Sometimes, architecture really is for the birds.

Urbanist Article

I began looking up into the sky one day while passing Yerba Buena Gardens and was amazed by a swarm of starlings shifting through the air. Since then, strolling down every San Francisco street feels like a nature walk, and every building looks like a potential home for all manner of creatures.
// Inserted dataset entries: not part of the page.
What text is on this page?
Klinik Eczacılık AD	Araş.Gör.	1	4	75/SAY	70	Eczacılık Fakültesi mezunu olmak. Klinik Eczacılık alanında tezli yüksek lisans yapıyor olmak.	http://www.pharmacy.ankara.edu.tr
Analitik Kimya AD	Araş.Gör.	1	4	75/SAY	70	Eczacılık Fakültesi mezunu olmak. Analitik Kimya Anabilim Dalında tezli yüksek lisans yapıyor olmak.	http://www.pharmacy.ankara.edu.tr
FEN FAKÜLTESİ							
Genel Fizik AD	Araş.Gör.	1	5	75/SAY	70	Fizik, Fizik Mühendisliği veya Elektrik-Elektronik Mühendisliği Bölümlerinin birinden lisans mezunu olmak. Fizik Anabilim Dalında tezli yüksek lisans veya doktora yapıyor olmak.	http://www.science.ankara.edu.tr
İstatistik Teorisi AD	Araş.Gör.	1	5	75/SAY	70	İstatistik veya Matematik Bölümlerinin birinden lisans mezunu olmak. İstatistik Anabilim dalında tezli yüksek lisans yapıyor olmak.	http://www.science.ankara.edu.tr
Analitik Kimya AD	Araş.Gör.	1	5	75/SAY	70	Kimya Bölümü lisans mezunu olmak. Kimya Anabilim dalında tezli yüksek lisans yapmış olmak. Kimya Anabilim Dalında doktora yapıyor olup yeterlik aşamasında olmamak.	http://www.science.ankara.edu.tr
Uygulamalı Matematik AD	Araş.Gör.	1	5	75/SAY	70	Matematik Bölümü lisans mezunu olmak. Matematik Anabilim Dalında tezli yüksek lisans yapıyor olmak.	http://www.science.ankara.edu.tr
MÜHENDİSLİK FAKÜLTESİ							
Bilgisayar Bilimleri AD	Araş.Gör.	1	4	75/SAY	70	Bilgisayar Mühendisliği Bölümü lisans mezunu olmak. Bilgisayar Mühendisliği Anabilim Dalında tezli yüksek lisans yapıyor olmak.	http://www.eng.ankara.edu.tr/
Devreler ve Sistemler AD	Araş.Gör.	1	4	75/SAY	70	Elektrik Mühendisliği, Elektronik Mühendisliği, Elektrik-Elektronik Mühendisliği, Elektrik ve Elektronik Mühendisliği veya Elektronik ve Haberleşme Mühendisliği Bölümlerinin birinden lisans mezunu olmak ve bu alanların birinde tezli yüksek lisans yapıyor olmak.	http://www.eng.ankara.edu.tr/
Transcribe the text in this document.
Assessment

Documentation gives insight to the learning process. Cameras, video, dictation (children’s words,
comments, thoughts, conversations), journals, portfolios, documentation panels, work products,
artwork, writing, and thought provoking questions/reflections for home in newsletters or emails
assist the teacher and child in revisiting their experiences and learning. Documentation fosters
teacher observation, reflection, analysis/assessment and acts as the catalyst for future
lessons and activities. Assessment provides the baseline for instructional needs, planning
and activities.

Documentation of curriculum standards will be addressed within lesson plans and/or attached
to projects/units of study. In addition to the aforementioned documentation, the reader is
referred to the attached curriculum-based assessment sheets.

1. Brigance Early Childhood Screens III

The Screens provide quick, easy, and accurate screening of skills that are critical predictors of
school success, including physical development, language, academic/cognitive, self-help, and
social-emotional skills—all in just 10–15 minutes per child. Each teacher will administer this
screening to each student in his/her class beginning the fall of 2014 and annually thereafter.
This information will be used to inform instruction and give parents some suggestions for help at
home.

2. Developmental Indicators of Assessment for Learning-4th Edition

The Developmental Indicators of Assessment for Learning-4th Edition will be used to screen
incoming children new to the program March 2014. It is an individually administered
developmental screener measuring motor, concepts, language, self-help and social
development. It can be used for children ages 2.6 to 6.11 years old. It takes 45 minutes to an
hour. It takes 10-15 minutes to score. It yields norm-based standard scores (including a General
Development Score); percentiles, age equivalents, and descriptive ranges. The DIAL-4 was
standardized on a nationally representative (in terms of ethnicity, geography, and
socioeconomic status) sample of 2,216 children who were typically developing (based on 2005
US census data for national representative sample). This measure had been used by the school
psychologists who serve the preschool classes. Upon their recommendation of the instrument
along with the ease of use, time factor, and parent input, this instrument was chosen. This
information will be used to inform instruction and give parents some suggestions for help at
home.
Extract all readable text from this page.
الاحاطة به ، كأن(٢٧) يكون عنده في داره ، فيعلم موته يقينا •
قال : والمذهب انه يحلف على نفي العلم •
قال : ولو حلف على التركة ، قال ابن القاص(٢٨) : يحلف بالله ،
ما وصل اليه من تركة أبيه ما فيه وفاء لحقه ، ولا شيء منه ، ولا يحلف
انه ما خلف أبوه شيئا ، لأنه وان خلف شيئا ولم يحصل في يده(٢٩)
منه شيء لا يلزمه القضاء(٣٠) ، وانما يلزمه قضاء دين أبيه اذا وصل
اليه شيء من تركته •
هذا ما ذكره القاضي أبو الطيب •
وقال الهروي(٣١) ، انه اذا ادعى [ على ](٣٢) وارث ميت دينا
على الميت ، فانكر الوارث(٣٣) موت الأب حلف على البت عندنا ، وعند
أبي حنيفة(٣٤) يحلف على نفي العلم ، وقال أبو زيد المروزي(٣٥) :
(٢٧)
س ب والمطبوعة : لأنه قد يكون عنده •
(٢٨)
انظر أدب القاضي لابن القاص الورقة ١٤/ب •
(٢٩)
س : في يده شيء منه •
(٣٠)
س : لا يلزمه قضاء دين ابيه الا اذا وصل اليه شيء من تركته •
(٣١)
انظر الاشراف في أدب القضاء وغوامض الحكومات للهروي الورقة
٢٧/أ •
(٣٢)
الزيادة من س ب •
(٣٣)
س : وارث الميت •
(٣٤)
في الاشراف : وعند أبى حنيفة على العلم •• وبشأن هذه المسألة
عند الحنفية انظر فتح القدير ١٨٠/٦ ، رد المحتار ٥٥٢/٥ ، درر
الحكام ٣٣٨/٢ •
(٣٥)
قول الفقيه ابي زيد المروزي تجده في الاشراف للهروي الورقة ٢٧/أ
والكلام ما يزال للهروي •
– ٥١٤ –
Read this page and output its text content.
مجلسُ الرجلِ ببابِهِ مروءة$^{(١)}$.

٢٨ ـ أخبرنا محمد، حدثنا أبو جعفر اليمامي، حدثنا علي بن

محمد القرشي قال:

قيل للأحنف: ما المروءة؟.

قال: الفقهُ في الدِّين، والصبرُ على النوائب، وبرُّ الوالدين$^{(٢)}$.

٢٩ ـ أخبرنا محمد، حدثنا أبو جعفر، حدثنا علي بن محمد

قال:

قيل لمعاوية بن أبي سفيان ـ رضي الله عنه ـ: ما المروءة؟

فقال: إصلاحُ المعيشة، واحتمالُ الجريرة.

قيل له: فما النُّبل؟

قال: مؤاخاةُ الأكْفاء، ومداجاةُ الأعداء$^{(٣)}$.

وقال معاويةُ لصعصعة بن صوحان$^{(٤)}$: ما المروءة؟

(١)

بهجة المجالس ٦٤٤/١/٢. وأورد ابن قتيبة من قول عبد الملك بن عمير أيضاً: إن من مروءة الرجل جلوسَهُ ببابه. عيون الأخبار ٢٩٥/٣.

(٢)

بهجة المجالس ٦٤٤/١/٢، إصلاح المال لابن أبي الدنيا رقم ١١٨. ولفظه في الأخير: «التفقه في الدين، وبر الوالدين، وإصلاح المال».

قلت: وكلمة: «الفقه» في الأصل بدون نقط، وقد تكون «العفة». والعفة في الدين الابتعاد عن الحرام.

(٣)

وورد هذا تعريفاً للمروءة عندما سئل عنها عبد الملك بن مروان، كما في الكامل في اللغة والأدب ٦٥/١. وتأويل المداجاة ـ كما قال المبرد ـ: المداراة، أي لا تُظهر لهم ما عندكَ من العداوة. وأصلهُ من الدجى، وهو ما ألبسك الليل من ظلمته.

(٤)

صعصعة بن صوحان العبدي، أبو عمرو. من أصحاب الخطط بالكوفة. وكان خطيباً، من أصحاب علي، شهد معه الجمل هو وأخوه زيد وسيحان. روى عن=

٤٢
I really got hooked when I stopped along my commute one day to watch a raven soar and then fly into its nest on a courthouse in downtown San Francisco. Over a couple of months, I watched the spectacle of four chicks hatching, leaving the nest and dispersing into the wild above the heads of my fellow city dwellers. I waited impatiently the next year, wondering where they’d gone and if they’d come back. They did, but only to be driven off by a small gang of crows, whereupon I noticed a different sort of spectacle: the argument over the vertical spaces we have created with buildings and trees.
 
I discovered hawks nesting on Ninth Street, as well as ravens nesting on City Hall and in Union Square and taking over Cow Palace as their own playground, groups of crows interspersed — and vigorously defending their territories. Among other species, I observed pigeons and western gulls, Brewer’s blackbirds and European starlings. There’s no question that there's plenty of nature living in our built environment — and not just birds but raccoons, skunks, owls, bats and more.
 

Starlings

On an October day, a flock of starlings settle onto the wires and cranes of the shipyards along Third Street. Their flocking does not seem to happen in any consistent place, though they do seem to gravitate toward a few trees outside San Francisco's Main Library.
 

Pigeons

Despite all the countermeasures we take to keep pigeons off our buildings, they always find a workaround. Pigeons are almost as despised as rats, but I can't help but be amazed at their tenacity and the beauty of their flight as they swoop down through the unnatural canyons of our cities.
 

Ravens

One day in December, dozens of ravens play in the Bayshore, nesting in trees around the Cow Palace. I first noticed them when going to the Bike Expo there, watching up to 50 ravens play in the updraft of the building.
 

Raven Fledglings

Four fledglings and a parent wander about atop the federal courthouse at Ninth and Mission — this was the group I watched for a few months on my commute to work. Tragedy struck when one of the nestlings left the ledge and was run over.
 

Hawks

The first time I saw the hawks living on Ninth and Market, one of them was flapping about awkwardly gripping a pigeon in its talons, while the other followed closely behind hoping, perhaps, for a piece of the action.
 
When not in their nest, this pair can often be found sitting on flagpoles across from the Federal Building on Seventh and Mission or the bell tower at Mission Dolores.

Adrian Cotter works as a web developer for the Sierra Club, but spends a good amount of time wandering city streets and trails and drawing and photographing the natural and unnatural things he finds there.